Shopping Tips for Wines

Shopping Tips for Wines

Wine. It intoxicates, it exhilarates. It feels good down the throat and even better when combined with the right kinds of food. It's hard to go wrong with wine appreciating. The only measure for the level of taste is your tongue. One man's Bordeaux is another man's Champagne. There is no right or wrong, so don't let anyone tell you otherwise.

Yes, wine does get batter with age. But sometimes, it too can go rank (spitting is advised at this point). So your consideration when picking up a bottle is the taste. Fruity and light means a young white. Rick, oak flavors means a slightly aged deep red. It doesn't mean that if you pay more, the wine will necessarily be better.

Shopping for wine can be quite a challenge, as there is often an immense range to choose from. Sometimes a little planning will be in your favor. Just knowing the type or style of a wine you want will make your buying decision that much easier.

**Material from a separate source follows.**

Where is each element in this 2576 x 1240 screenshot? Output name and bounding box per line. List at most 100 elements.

Building up some knowledge of the various wine merchants, in your area and on the internet, can be very advantageous. Each merchant tends to have a particular strong point. One may be extremely good on Bordeaux for example, or specialize in Italian wines, and they will be happy to pass on their experience to you - the customer. Remember too, that some knowledge of which producers are making particularly good wine, or which regions offer good value, put you in a much more secure position.


There was a time when you could almost tell at an instant where a wine came from, just by looking at the shape of the bottle. This still holds true for some of the more traditional regions, such as Alsace or Bordeaux, but a glance or two around the shelves of your local supplier will also reveal the influence of design teams keen to catch the eye with bottle shapes that stand out from the crowd.

The Label

A wine label provides an excellent opportunity to send a message and pass on information to a potential customer.

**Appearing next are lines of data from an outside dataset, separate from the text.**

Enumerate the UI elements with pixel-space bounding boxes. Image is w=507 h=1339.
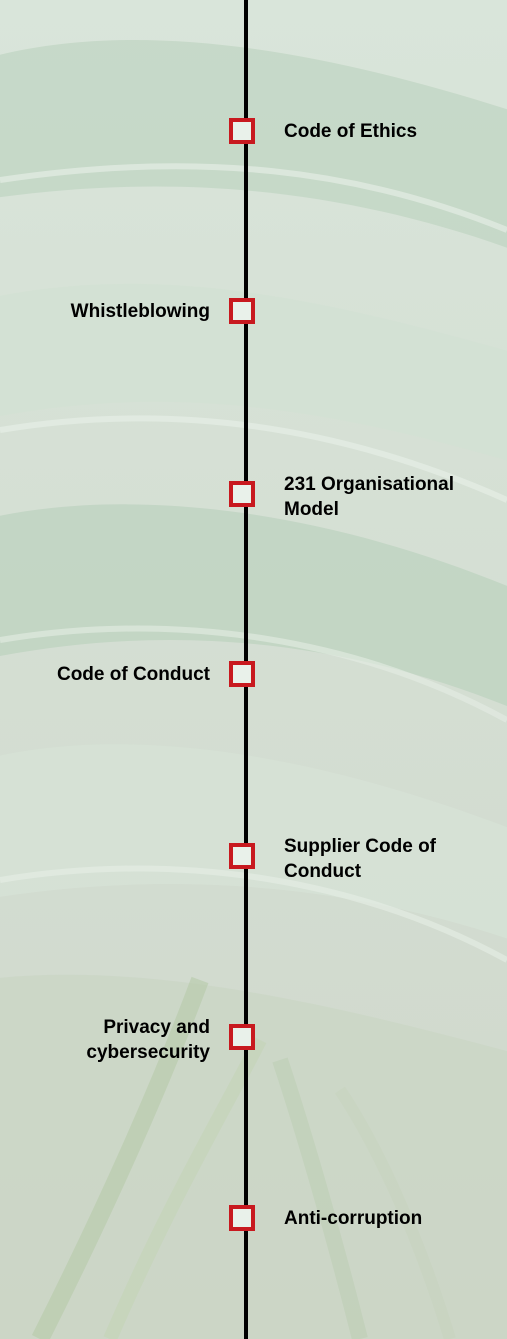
timeline-marker[interactable]: [229, 843, 255, 869]
timeline-marker[interactable]: [229, 298, 255, 324]
timeline-label[interactable]: Code of Conduct: [56, 664, 210, 685]
timeline-marker[interactable]: [229, 481, 255, 507]
timeline-label[interactable]: Supplier Code of Conduct: [284, 836, 436, 882]
timeline-marker[interactable]: [229, 1024, 255, 1050]
timeline-label[interactable]: Whistleblowing: [70, 301, 210, 322]
timeline-marker[interactable]: [229, 661, 255, 687]
timeline-label[interactable]: Privacy and cybersecurity: [86, 1017, 210, 1063]
timeline-label[interactable]: Code of Ethics: [284, 121, 418, 142]
timeline-marker[interactable]: [229, 118, 255, 144]
timeline-label[interactable]: Anti-corruption: [284, 1208, 423, 1229]
timeline-label[interactable]: 231 Organisational Model: [284, 474, 455, 520]
timeline-marker[interactable]: [229, 1205, 255, 1231]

In Europe, a place name may suffice. Chablis, Sancerre and Châteauneuf-du-Pape are all examples of French wines that can easily sell due to the fact that the name is recognized. In the 'New World' however, varietal labeling is the norm, as an increasing amount of wine is sold on the back of the name of the grape variety. The world's most popular grape, Chardonnay, could be perceived as a wine style, such is the influence carried by its name alone. The fact that most white Burgundy is made from Chardonnay is left for those of us who care to find out.

Depending on the wine, and in some cases the region, the name of the producer can be extremely important. You may wish to take note of the vintage. This is particularly important where grapes are grown in marginal climates. Each label will also indicate the percentage of alcohol by volume, which can range from 7-15 percent.